Scrape Wikipedia pages by category. To scrape the desired categories, you have to create a json file in the data
directory with the following format:
{
"Bronzezeit": [
"Kategorie:Bronzezeit_(Alter_Orient)",
"Kategorie:Archäoastronomie_(Bronzezeit)"
],
}
The subcategories has to be chosen by hand. Use the name within the URL as value, e.g. for https://de.wikipedia.org/wiki/Kategorie:Bronzezeit_(Alter_Orient), use "Kategorie:Bronzezeit_(Alter_Orient)" (the underscore within the name is important!). Options to limit the number of articles or the minimum and maximum length of a single article can be found in the section Usage.

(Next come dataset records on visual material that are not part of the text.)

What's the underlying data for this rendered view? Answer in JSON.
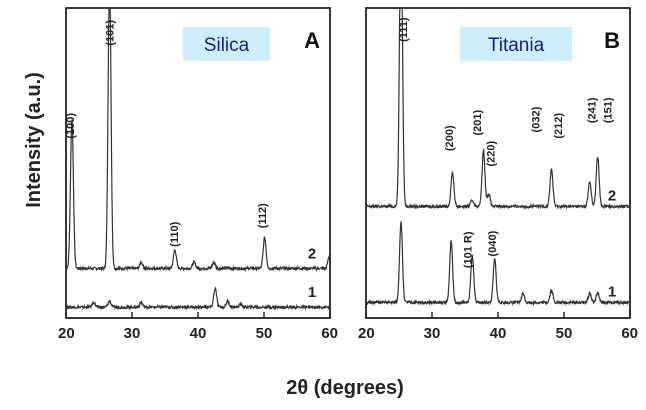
{
  "figure": {
    "ylabel": "Intensity (a.u.)",
    "xlabel": "2θ (degrees)"
  },
  "chart_data": [
    {
      "type": "line",
      "panel_letter": "A",
      "badge": "Silica",
      "badge_color": "#cfeefc",
      "xlim": [
        20,
        60
      ],
      "xticks": [
        20,
        30,
        40,
        50,
        60
      ],
      "ylim": [
        0,
        100
      ],
      "traces": [
        {
          "label": "2",
          "baseline": 16,
          "peaks": [
            [
              20.9,
              48
            ],
            [
              26.6,
              95
            ],
            [
              31.4,
              2
            ],
            [
              36.5,
              6
            ],
            [
              39.4,
              2
            ],
            [
              42.4,
              2
            ],
            [
              50.1,
              10
            ],
            [
              59.9,
              4
            ]
          ]
        },
        {
          "label": "1",
          "baseline": 3.5,
          "peaks": [
            [
              24.2,
              1.5
            ],
            [
              26.6,
              2
            ],
            [
              31.4,
              1.5
            ],
            [
              42.6,
              6
            ],
            [
              44.5,
              2
            ],
            [
              46.5,
              1
            ]
          ]
        }
      ],
      "annotations": [
        {
          "text": "(100)",
          "x": 21.2,
          "y": 62
        },
        {
          "text": "(101)",
          "x": 27.2,
          "y": 92
        },
        {
          "text": "(110)",
          "x": 37.0,
          "y": 27
        },
        {
          "text": "(112)",
          "x": 50.3,
          "y": 33
        }
      ]
    },
    {
      "type": "line",
      "panel_letter": "B",
      "badge": "Titania",
      "badge_color": "#cfeefc",
      "xlim": [
        20,
        60
      ],
      "xticks": [
        20,
        30,
        40,
        50,
        60
      ],
      "ylim": [
        0,
        100
      ],
      "traces": [
        {
          "label": "2",
          "baseline": 36,
          "peaks": [
            [
              25.3,
              98
            ],
            [
              33.1,
              11
            ],
            [
              36.1,
              2
            ],
            [
              37.8,
              18
            ],
            [
              38.6,
              4
            ],
            [
              48.1,
              12
            ],
            [
              53.9,
              8
            ],
            [
              55.1,
              16
            ],
            [
              62.7,
              6
            ]
          ]
        },
        {
          "label": "1",
          "baseline": 5,
          "peaks": [
            [
              25.3,
              26
            ],
            [
              32.9,
              20
            ],
            [
              36.1,
              15
            ],
            [
              39.5,
              14
            ],
            [
              43.8,
              3
            ],
            [
              48.1,
              4
            ],
            [
              53.9,
              3
            ],
            [
              55.1,
              3
            ]
          ]
        }
      ],
      "annotations": [
        {
          "text": "(111)",
          "x": 26.2,
          "y": 93
        },
        {
          "text": "(200)",
          "x": 33.2,
          "y": 58
        },
        {
          "text": "(201)",
          "x": 37.4,
          "y": 63
        },
        {
          "text": "(220)",
          "x": 39.5,
          "y": 53
        },
        {
          "text": "(032)",
          "x": 46.3,
          "y": 64
        },
        {
          "text": "(212)",
          "x": 49.7,
          "y": 62
        },
        {
          "text": "(241)",
          "x": 54.8,
          "y": 67
        },
        {
          "text": "(151)",
          "x": 57.2,
          "y": 67
        },
        {
          "text": "(101 R)",
          "x": 36.0,
          "y": 22
        },
        {
          "text": "(040)",
          "x": 39.7,
          "y": 24
        }
      ]
    }
  ]
}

Create and activate the environment (the python version and the environment name can vary at will):
$ python3.9 -m venv .env
$ source .env/bin/activate
To install the project's dependencies, use the following:
$ pip install -r requirements.txt
Deactivate the environment:
$ deactivate
usage: wikiscraper [-h] [--lang LANG] [--max_articles MAX_ARTICLES] [--max_article_length MAX_ARTICLE_LENGTH] [--min_article_length MIN_ARTICLE_LENGTH] [--output_format {csv,json}] path
Tool to create a corpus of Wikipedia articles based on Wikipedia categories.
positional arguments:
path Path to the JSON-File which contains the dictionary of the Wikipedia categories.
optional arguments:
-h, --help show this help message and exit
--lang LANG, -l LANG ISO2 lang string (default: 'de').
--max_articles MAX_ARTICLES, -ma MAX_ARTICLES
Sets the maximum of articles per category (default: 1000).
--max_article_length MAX_ARTICLE_LENGTH, -max MAX_ARTICLE_LENGTH
Maximum size of the article by characters (default: 10000).
--min_article_length MIN_ARTICLE_LENGTH, -min MIN_ARTICLE_LENGTH
Minimum size of the article by characters (default: 0).
--output_format {csv,json}, -of {csv,json}
Format for the output (default: 'json').